How is this going to help? So, I pay $10 instead of $24? I suppose the lower price will get more people to buy, but will it be 2.4 times as many people?!?. Sounds like a gamble to me. If they need more money, just raise the annual to $26.


----------



## glockman55 (Mar 9, 2006)

Sounds good to me, I camp 10 days a year at a State Park and buy an annual sticker for my truck and my wife's car just for that trip, it's cheaper than the daily fee.


----------



## Zofchak (Jan 10, 2003)

Why have daily stickers, annual stickers and specially marked plates? This seems like such a hassle when they could easily include a sticker with plate renewals that have paid the $10 fee. They could then use the existing infrastructure to check compliance and sell daily/annual passes at full price to those who have opted out, but changed their mind. I do like the higher fees for those caught without stickers. If this passes it would seem fair that those who opt out, but still use the parks should be held accountable.


----------



## glockman55 (Mar 9, 2006)

I think the whole idea of the $10.00 fee at plate renewal is to charge every one, even those who choose not to use our State Parks, to raise enough money to cover the loss of the annual $24.00 sticker from just a few.


----------



## Moss_835 (Feb 1, 2002)

I don't know if this is good for the State or not...but, for me it would be a lot cheaper. As stated above I can have my truck and car State park ready much cheaper. Will the areas be more crowded ??? I doubt it ... 
As I have said many times " I may not be the sharpest knife in the drawer" ...but those pushing this bill must have figured a way for it to be more profitable. It just seems to me everytime the "powers to be " do a tax cut, or other cost saving measure... I end up paying more in the end for some reason. 

Moss_835


----------



## Roosevelt (Sep 21, 2007)

I can't see em only charging 10 unless they are planning on charging every licence holder in MI.

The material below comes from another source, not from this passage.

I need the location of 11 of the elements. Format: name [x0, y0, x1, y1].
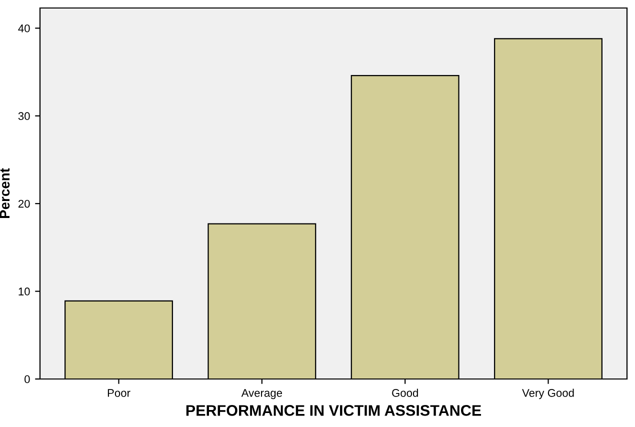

something is missing from this equation.

right now you need a 24.00 park sticker plus a boat launch sticker in some places.


----------



## GVDocHoliday (Sep 5, 2003)

Roosevelt said:


> I can't see em only charging 10 unless they are planning on charging every licence holder in MI.
> 
> something is missing from this equation.
> 
> right now you need a 24.00 park sticker plus a boat launch sticker in some places.


They are intending on charging every license holder in MI. 

The model proposed my MI State Parks is based on the model used in Montana. Our model is better however because it accounts for inflation and the passport fee will adjust accordingly. 

Montana see's a 71% participation...remember, you can choose to opt out of paying the 10.00 fee. Now, as I said...71% participation in MT...yet less than 60% of the states population utilizes state parks. So statistically, more people actually paid the fee than what used the state parks. 

Michigan is basing there model on 60% participation...meaning as long as we get the 60% participation then we should be fine. However we're optimistic that we'll see a higher rate of participation. 

Non Residents would still have to purchase a motor vehicle permit. There would be no special markings or stickers to put on your license plate. It's a honor system as far as participation.


----------



## eddiek (Sep 13, 2006)

What happpens to the Trailer plates we have now? And will I now have to pay a day use fee for the boat?


Thats a couple of questions I have.


----------